As I have mentioned a number of times before, not only does corporate America own us by manipulating congress to do its bidding, but through something called disaster capitalism, where they now can make the "acceptable" argument for reducing wages across the board as a way to pull us out of a recession. You won't believe the following argument to lower our wages. From a November 11, 2009 CNN article titled, "Americans are overpaid, For the global economy to rebalance, the pay gap between Americans and the rest of the world must shrink:"

U.S. workers are overpaid, relative to equally productive foreigners doing the same work. If the global economy is ever to get back into balance, that gap needs to be closed.

Of course, U.S. workers should earn more than their peers in China, Moldova, or Vietnam. But how much higher should U.S. wages be? The answer depends in large part on two measures: the difference in productivity in making goods that can be traded across borders, and the quantity of such tradable goods. Both measures point to a narrowing wage gap.

The global wage gap has been narrowing, but recent U.S. labor market statistics suggest the adjustment has not gone far enough.

One indicator is unemployment … The 7.3 million jobs lost are more than treble the 2 million of the next worst post-war recession, in 1980-82 … but there could be another factor: the recession has revealed many workers are paid more than they are worth.

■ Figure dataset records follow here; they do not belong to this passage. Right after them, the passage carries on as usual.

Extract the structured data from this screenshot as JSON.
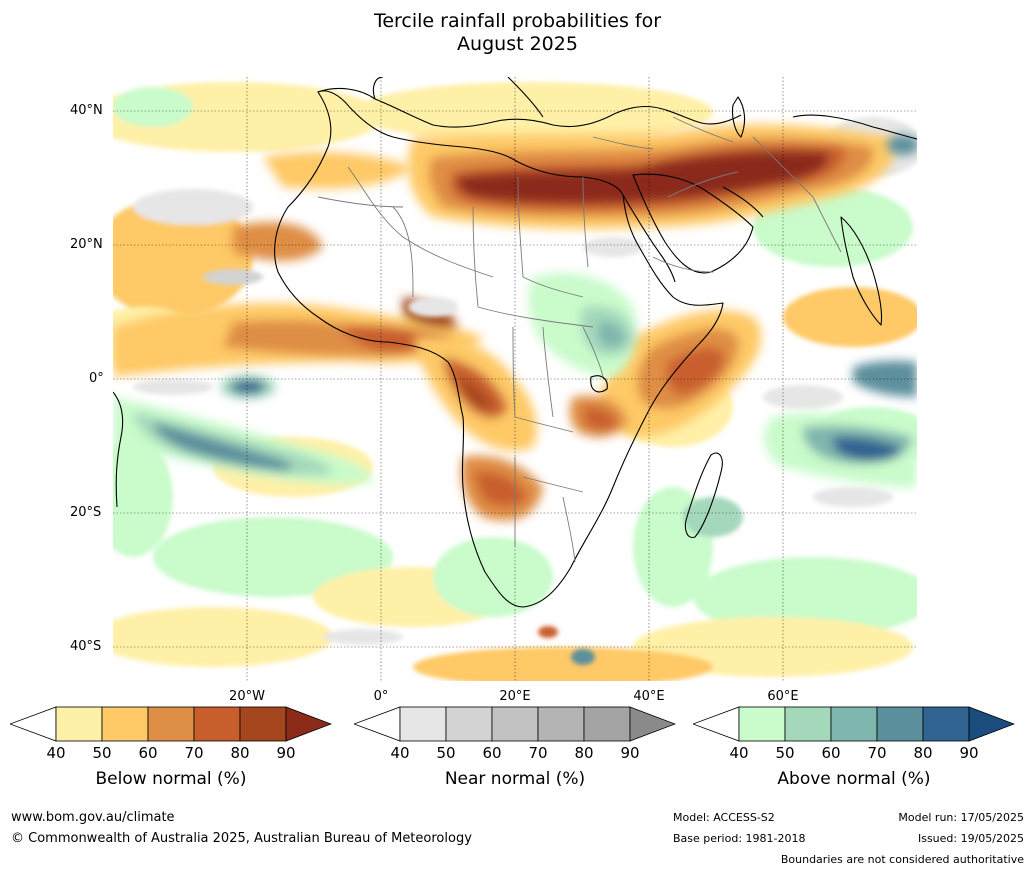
{
  "title": {
    "line1": "Tercile rainfall probabilities for",
    "line2": "August 2025"
  },
  "lat_labels": [
    "40°N",
    "20°N",
    "0°",
    "20°S",
    "40°S"
  ],
  "lon_labels": [
    "20°W",
    "0°",
    "20°E",
    "40°E",
    "60°E"
  ],
  "colorbars": [
    {
      "name": "Below normal (%)",
      "ticks": [
        "40",
        "50",
        "60",
        "70",
        "80",
        "90"
      ],
      "colors": [
        "#fff0a8",
        "#fec966",
        "#df8e45",
        "#c95e2d",
        "#a5461f",
        "#8b2b1a"
      ]
    },
    {
      "name": "Near normal (%)",
      "ticks": [
        "40",
        "50",
        "60",
        "70",
        "80",
        "90"
      ],
      "colors": [
        "#e6e6e6",
        "#d3d3d3",
        "#c2c2c2",
        "#b4b4b4",
        "#a4a4a4",
        "#8a8a8a"
      ]
    },
    {
      "name": "Above normal (%)",
      "ticks": [
        "40",
        "50",
        "60",
        "70",
        "80",
        "90"
      ],
      "colors": [
        "#c9fbcb",
        "#a4d8bb",
        "#7fb6ad",
        "#5d909d",
        "#326492",
        "#1b4c7e"
      ]
    }
  ],
  "footer": {
    "website": "www.bom.gov.au/climate",
    "copyright": "© Commonwealth of Australia 2025, Australian Bureau of Meteorology",
    "model": "Model: ACCESS-S2",
    "base_period": "Base period: 1981-2018",
    "model_run": "Model run: 17/05/2025",
    "issued": "Issued: 19/05/2025",
    "disclaimer": "Boundaries are not considered authoritative"
  }
}
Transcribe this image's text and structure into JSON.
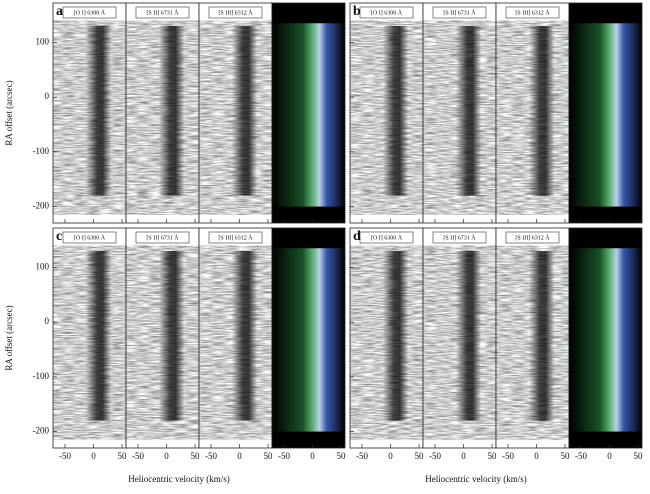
{
  "chart_data": {
    "type": "pv-diagram",
    "ylabel": "RA offset (arcsec)",
    "xlabel": "Heliocentric velocity (km/s)",
    "ylim": [
      -230,
      172
    ],
    "yticks": [
      100,
      0,
      -100,
      -200
    ],
    "xlim": [
      -71,
      57
    ],
    "xticks": [
      -50,
      0,
      50
    ],
    "lines": [
      "[O I] 6300 Å",
      "[S II] 6731 Å",
      "[S III] 6312 Å"
    ],
    "panels": [
      "a",
      "b",
      "c",
      "d"
    ]
  }
}
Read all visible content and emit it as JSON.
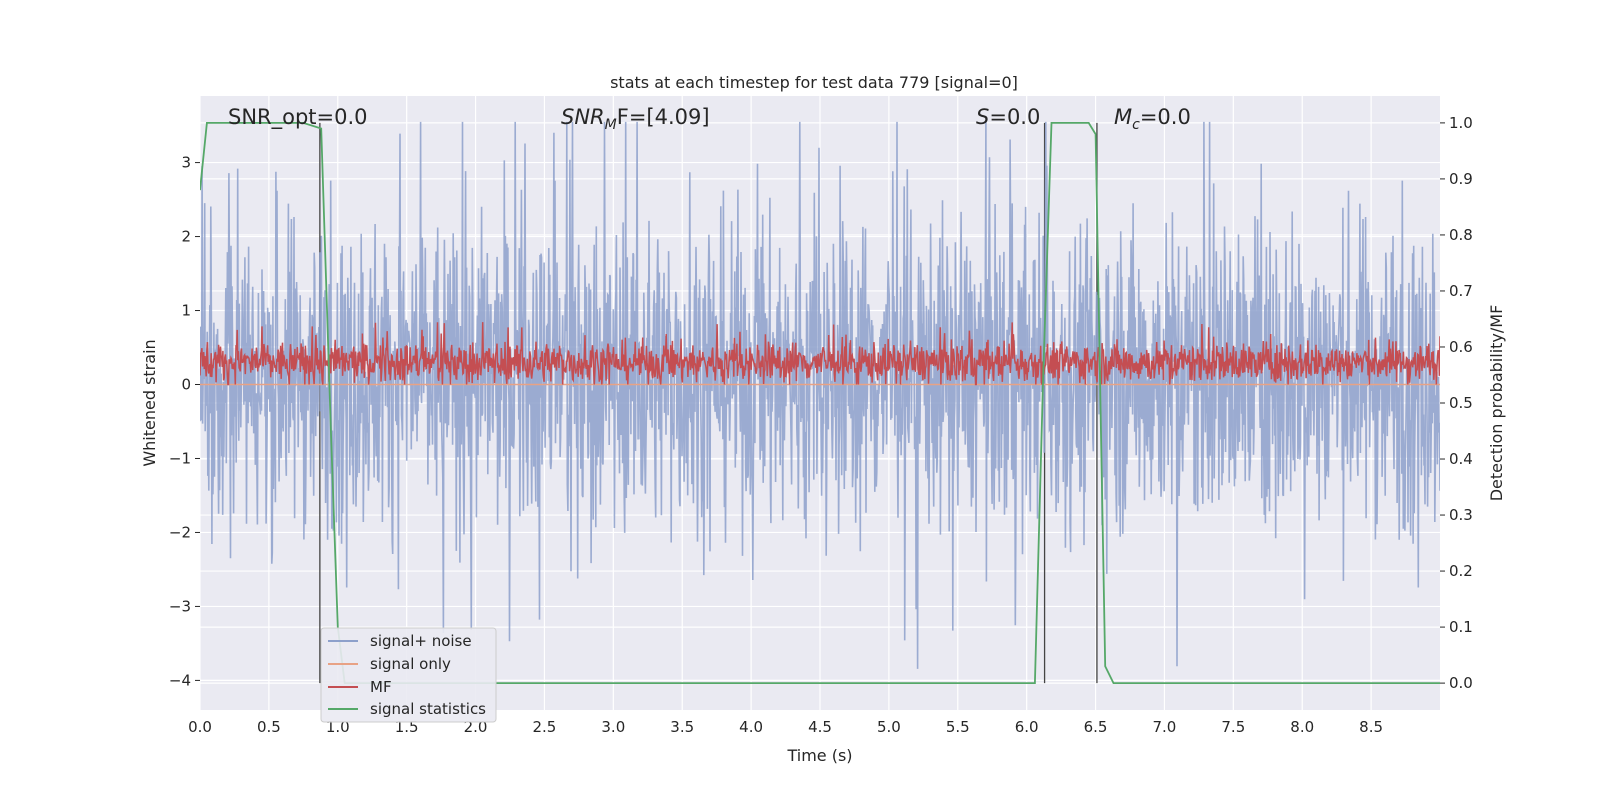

The huge surge in reported productivity … that suggests that some production is being outsourced altogether, often to lower-paid foreign workers. The big U.S. trade deficit -- cut in half but still at alarmingly high levels -- is another sign of excessive pay for Americans. One explanation for the attractive prices of imported goods is that U.S. workers are paid too much, relative to their foreign peers.

Global wage convergence is great for the poor but tough on the overpaid rich. It's possible to run the numbers to show that U.S. manufacturing workers should take average real wage cuts of as much as 20% to get into global balance.

A combination of moderate inflation to reduce real wages and a further drop in the dollar's real trade-weighted value might be an acceptable combination.


Welcome to the return of 19th century England.